For years, we’ve seen it every June, all over the news: a downtown skyline glowing in neon pink and purple, the bank logos suddenly sporting six-stripe flourishes, and the aisles of retailers overflowing with “Love is Love” t-shirts. We’ve come to know this phenomenon as “Rainbow Washing” (or Rainbow Capitalism)—the practice where companies adopt LGBTQ+ branding for profit during Pride Month while fundamentally lacking a deep, long-term commitment to the community.
But as we navigate the landscape of 2026, the masks have finally slipped. It turns out that for many of these “allies,” our community wasn’t a cause to support—we were just a demographic to rent.
The Great Corporate Retreat
Since 2024 and 2025, we have witnessed a significant and chilling shift. Under pressure from political shifts and conservative boycotts, many “blue-chip” companies have scaled back or entirely removed their public LGBTQ+ support. These “all-weather allies” turned out to be fair-weather friends, investing in Pride only when it was trendy or profitable, but retreating the moment political or financial risks emerged.
The list of major companies that have recently scaled back or cut support is growing, and the names are familiar:
- Anheuser-Busch (Bud Light): After 30 years of sponsorship, they declined to support Pride in their home city of St. Louis and withdrew from San Francisco Pride following political backlash.
- Ford & Lowe’s: Both companies recently withdrew from the Human Rights Campaign’s Corporate Equality Index and significantly scaled back their DEI (Diversity, Equity, and Inclusion) initiatives.
- Walmart: While still selling “Pride” goods, they have rolled back DEI policies and stopped using diversity as a criterion for supplier contracts.
- Mastercard, Citi, & PepsiCo: All were major “Platinum” or top-tier sponsors who pulled or significantly pared back funding for NYC Pride and WorldPride in 2025 and 2026.

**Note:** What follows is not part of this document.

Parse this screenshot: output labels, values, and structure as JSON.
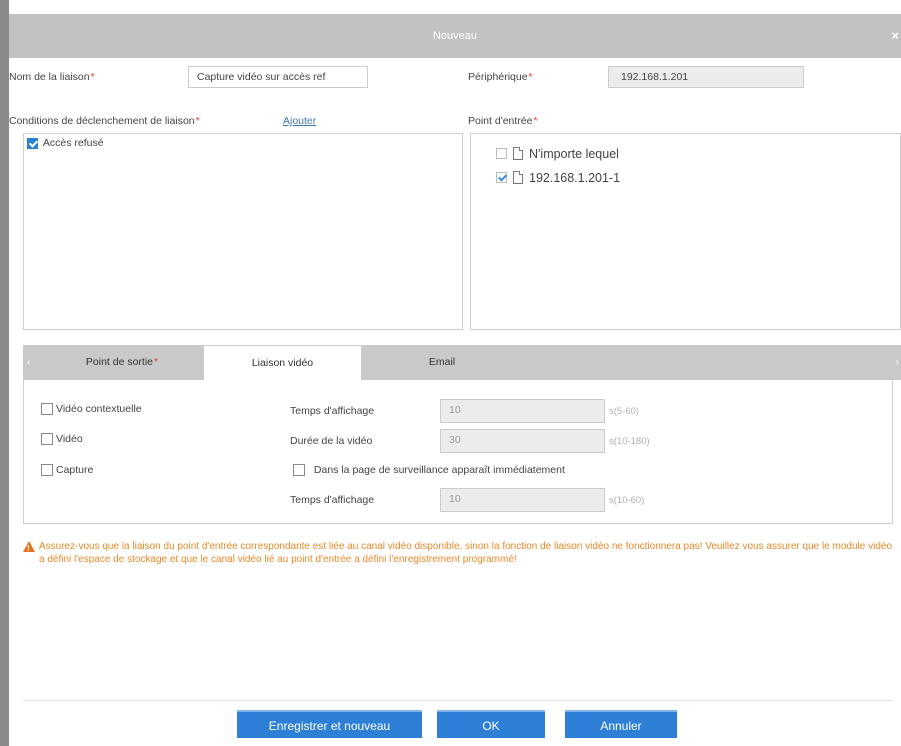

Why This is Viewed as “Renting” Support
The criticism from our community centers on three main behaviors that prove this support was never authentic:
- Political Donation Contradictions: Research from groups like Popular Information has exposed the ultimate hypocrisy. Companies like AT&T, Comcast, and Toyota frequently use rainbow logos in June while simultaneously donating hundreds of thousands of dollars to lawmakers who author the very anti-LGBTQ+ legislation we are fighting against.
- The “July 1st” Effect: Many brands aggressively market “Pride Collections” to capture Gen Z and Millennial spending, only to remove every mention of the community and its issues the moment the clock strikes midnight on July 1st.
- Fragility Under Pressure: True support is measured when it isn’t easy. By pulling sponsorships or removing merchandise as soon as a boycott starts, these companies have demonstrated that their support was a marketing strategy, not a core value.
The Financial Fallout for the Community
This “corporate retreat” has caused a genuine crisis for the organizations that keep our community safe and visible. In 2025, NYC Pride reported a staggering $750,000 shortfall, and San Francisco Pride saw a $200,000 gap due to these withdrawals. This isn’t just about parades; it’s about the year-round community grants and social services these organizations provide.
The message is clear: You are welcome to spend your “pink money” at our stores, but don’t expect us to stand up for your right to exist when it gets “complicated.”
Returning to Our Roots
The era of “Rainbow Washing” is ending because the corporate world has realized that standing with us requires actual courage—a commodity many of them lack. This betrayal is leading many Pride organizations to pivot back to their “protest roots,” seeking community-led funding rather than relying on unreliable corporate partners.
Here in Tucson and beyond, it’s time to ask: If your support is only available when it’s profitable, why should we give you our business at all?